Le giornate si fanno più lunghe, la natura si risveglia e i cappotti invernali tornano a riposare nell’armadio. La primavera è oramai alle porte e sia il corpo che la mente devono adattare i ritmi biologici a condizioni particolari, quali l’aumento delle temperature e della luminosità. L’aumento delle ore solari, insieme alla maggiore potenza dei raggi luminosi, possono infatti portare la primavera a rompere i normali equilibri neurochimici e dare origine a scompensi ormonali di bassa o media gravità.

Quando il “Mal di primavera” raggiunge un livello patologico si trasforma in un vero e proprio Disturbo Affettivo Stagionale. La colpa è dell’alterazione del rapporto tra cortisolo, melatonina e serotonina. 

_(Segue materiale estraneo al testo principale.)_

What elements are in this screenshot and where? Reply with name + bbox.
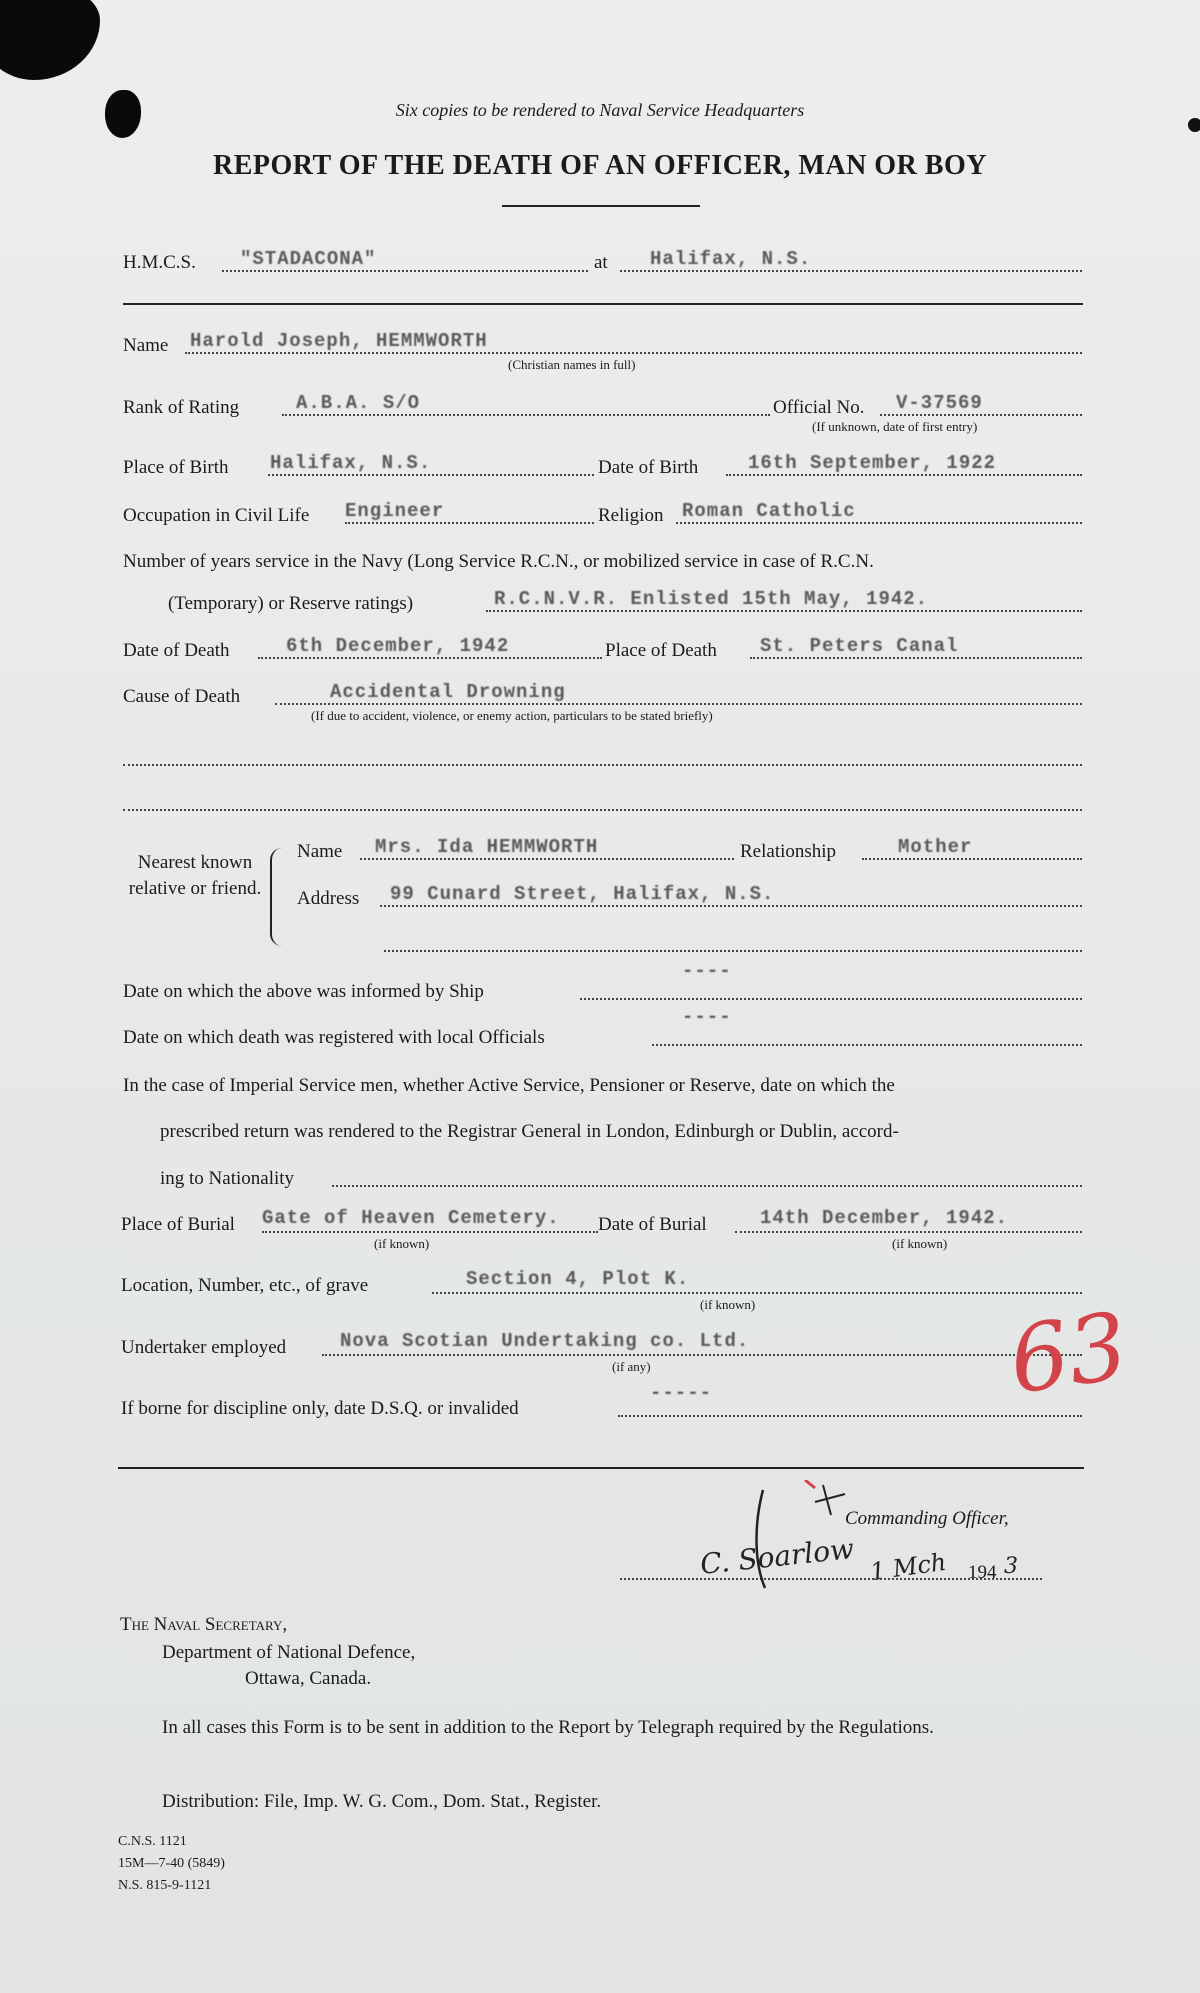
signature: C. Soarlow xyxy=(698,1532,856,1581)
hmcs-label: H.M.C.S. xyxy=(123,252,196,273)
distribution-text: Distribution: File, Imp. W. G. Com., Dom. Stat., Register. xyxy=(162,1791,602,1812)
relative-name-label: Name xyxy=(297,841,343,862)
commanding-officer-label: Commanding Officer, xyxy=(845,1508,1009,1529)
place-of-birth-line xyxy=(268,474,594,476)
red-annotation: 63 xyxy=(1003,1292,1134,1415)
address-line xyxy=(380,905,1082,907)
date-informed-value: ---- xyxy=(682,960,732,982)
at-value: Halifax, N.S. xyxy=(650,248,812,270)
rank-value: A.B.A. S/O xyxy=(296,392,421,414)
brace xyxy=(270,848,286,946)
undertaker-line xyxy=(322,1354,1082,1356)
instruction-text: In all cases this Form is to be sent in addition to the Report by Telegraph required by the Regulations. xyxy=(162,1717,934,1738)
cause-extra-line xyxy=(123,764,1082,766)
discipline-label: If borne for discipline only, date D.S.Q. or invalided xyxy=(121,1398,519,1419)
signed-date: 1 Mch xyxy=(868,1547,948,1587)
years-service-line xyxy=(486,610,1082,612)
place-of-burial-label: Place of Burial xyxy=(121,1214,235,1235)
date-of-birth-value: 16th September, 1922 xyxy=(748,452,997,474)
place-of-birth-label: Place of Birth xyxy=(123,457,229,478)
official-no-value: V-37569 xyxy=(896,392,983,414)
nearest-relative-label: Nearest known relative or friend. xyxy=(128,852,262,899)
date-of-burial-value: 14th December, 1942. xyxy=(760,1207,1009,1229)
date-registered-line xyxy=(652,1044,1082,1046)
location-grave-line xyxy=(432,1292,1082,1294)
date-of-birth-line xyxy=(726,474,1082,476)
relative-name-value: Mrs. Ida HEMMWORTH xyxy=(375,836,599,858)
cause-of-death-line xyxy=(275,703,1082,705)
place-of-death-line xyxy=(750,657,1082,659)
place-of-death-value: St. Peters Canal xyxy=(760,635,959,657)
imperial-label-2: prescribed return was rendered to the Registrar General in London, Edinburgh or Dublin, accord- xyxy=(160,1121,899,1142)
date-of-death-label: Date of Death xyxy=(123,640,230,661)
date-registered-value: ---- xyxy=(682,1006,732,1028)
discipline-line xyxy=(618,1415,1082,1417)
date-of-birth-label: Date of Birth xyxy=(598,457,699,478)
official-no-hint: (If unknown, date of first entry) xyxy=(812,419,978,434)
undertaker-hint: (if any) xyxy=(612,1359,651,1374)
year-suffix: 3 xyxy=(1004,1554,1018,1579)
at-line xyxy=(620,270,1082,272)
relative-name-line xyxy=(360,858,734,860)
date-of-death-line xyxy=(258,657,602,659)
place-of-burial-value: Gate of Heaven Cemetery. xyxy=(262,1207,560,1229)
form-code-2: 15M—7-40 (5849) xyxy=(118,1856,225,1871)
name-hint: (Christian names in full) xyxy=(508,357,636,372)
burial-date-hint: (if known) xyxy=(892,1236,948,1251)
cause-of-death-label: Cause of Death xyxy=(123,686,241,707)
name-label: Name xyxy=(123,335,169,356)
hmcs-value: "STADACONA" xyxy=(240,248,377,270)
at-label: at xyxy=(594,252,608,273)
rank-line xyxy=(282,414,770,416)
occupation-value: Engineer xyxy=(345,500,445,522)
signature-flourish xyxy=(745,1480,865,1600)
occupation-label: Occupation in Civil Life xyxy=(123,505,310,526)
address-label: Address xyxy=(297,888,360,909)
undertaker-label: Undertaker employed xyxy=(121,1337,287,1358)
page-title: REPORT OF THE DEATH OF AN OFFICER, MAN OR BOY xyxy=(213,150,987,181)
hmcs-line xyxy=(222,270,588,272)
cause-extra-line xyxy=(123,809,1082,811)
years-service-value: R.C.N.V.R. Enlisted 15th May, 1942. xyxy=(494,588,929,610)
date-informed-line xyxy=(580,998,1082,1000)
grave-hint: (if known) xyxy=(700,1297,756,1312)
place-of-birth-value: Halifax, N.S. xyxy=(270,452,432,474)
occupation-line xyxy=(345,522,594,524)
place-of-death-label: Place of Death xyxy=(605,640,717,661)
address-line-2 xyxy=(384,950,1082,952)
official-no-label: Official No. xyxy=(773,397,865,418)
religion-value: Roman Catholic xyxy=(682,500,856,522)
bottom-divider xyxy=(118,1467,1084,1469)
location-grave-label: Location, Number, etc., of grave xyxy=(121,1275,369,1296)
cause-of-death-hint: (If due to accident, violence, or enemy action, particulars to be stated briefly) xyxy=(311,708,713,723)
form-code-1: C.N.S. 1121 xyxy=(118,1834,187,1849)
relationship-label: Relationship xyxy=(740,841,837,862)
relationship-value: Mother xyxy=(898,836,973,858)
date-of-burial-label: Date of Burial xyxy=(598,1214,707,1235)
year-prefix: 194 xyxy=(968,1562,997,1583)
secretary-line-2: Department of National Defence, xyxy=(162,1642,416,1663)
ink-blot xyxy=(0,0,100,80)
location-grave-value: Section 4, Plot K. xyxy=(466,1268,690,1290)
date-registered-label: Date on which death was registered with local Officials xyxy=(123,1027,545,1048)
date-of-death-value: 6th December, 1942 xyxy=(286,635,510,657)
imperial-label-3: ing to Nationality xyxy=(160,1168,295,1189)
religion-line xyxy=(676,522,1082,524)
name-line xyxy=(185,352,1082,354)
name-value: Harold Joseph, HEMMWORTH xyxy=(190,330,488,352)
form-code-3: N.S. 815-9-1121 xyxy=(118,1878,212,1893)
imperial-label-1: In the case of Imperial Service men, whether Active Service, Pensioner or Reserve, date on which the xyxy=(123,1075,895,1096)
secretary-line-3: Ottawa, Canada. xyxy=(245,1668,372,1689)
imperial-line xyxy=(332,1185,1082,1187)
official-no-line xyxy=(880,414,1082,416)
discipline-value: ----- xyxy=(650,1382,713,1404)
years-service-label-1: Number of years service in the Navy (Long Service R.C.N., or mobilized service in case of R.C.N. xyxy=(123,551,874,572)
address-value: 99 Cunard Street, Halifax, N.S. xyxy=(390,883,775,905)
section-divider xyxy=(123,303,1083,305)
burial-place-hint: (if known) xyxy=(374,1236,430,1251)
date-of-burial-line xyxy=(735,1231,1082,1233)
undertaker-value: Nova Scotian Undertaking co. Ltd. xyxy=(340,1330,750,1352)
place-of-burial-line xyxy=(262,1231,598,1233)
date-informed-label: Date on which the above was informed by Ship xyxy=(123,981,484,1002)
years-service-label-2: (Temporary) or Reserve ratings) xyxy=(168,593,414,614)
relationship-line xyxy=(862,858,1082,860)
secretary-line-1: The Naval Secretary, xyxy=(120,1614,288,1635)
religion-label: Religion xyxy=(598,505,664,526)
copies-note: Six copies to be rendered to Naval Service Headquarters xyxy=(395,100,805,120)
cause-of-death-value: Accidental Drowning xyxy=(330,681,566,703)
rank-label: Rank of Rating xyxy=(123,397,240,418)
title-underline xyxy=(502,205,700,207)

Stanchezza, sbalzi d’umore, inappetenza. Il responsabile di questi sintomi si chiama cortisolo o “ormone dello stress” ed è sintetizzato nelle ghiandole surrenali tramite l’ormone ACTH. Ha diverse funzioni utili, come ad esempio mantenere sotto controllo i livelli di zucchero nel sangue, se prodotto in quantità eccessiva può provocare apatia e debolezza immunitaria, tipici dell’inizio di primavera. In maniera inversamente proporzionale, il sistema endocrino inibisce la produzione di melatonina e serotonina, alterando un equilibrio fondamentale per l’organismo. Entrambe le sostanze hanno un ruolo fondamentale nel raggiungimento del benessere psico-fisico. La prima ha il compito di regolarizzare i ritmi di sonno-veglia, facendoci apparire reattivi ed energici, mentre la seconda è soprannominata “ormone della felicità”. La serotonina contribuisce in effetti a generare la sensazione dell’innamoramento ed ha effetti benefici sui sistema gastrointestinale e nervoso.

La soluzione al disturbo primaverile passa, inutile ribadirlo, per uno stile di vita sano ed equilibrato. Una dieta ricca di fibre e vitamine energizzanti come la vitamina C e il betacarotene (da ricercarsi in frutti e ortaggi di colore arancione-giallo) stabilizza l’umore. Allo stesso modo una moderata ma costante attività sportiva contribuisce a generare endorfine e serotonina. È fondamentale, inoltre, regolarizzare i ritmi di sonno-veglia, per non iperstimolare corpo e mente. Un aiuto aggiuntivo può arrivare da un’adeguata terapia farmacologica fatta di antistaminici e vasocostrittori, utili per lenire la sintomatologia allergica di primavera e decongestionare le vie aeree. Dopo qualche tempo l’organismo, geneticamente predisposto all’evoluzione della natura, si adatterà alle nuove condizioni ambientali.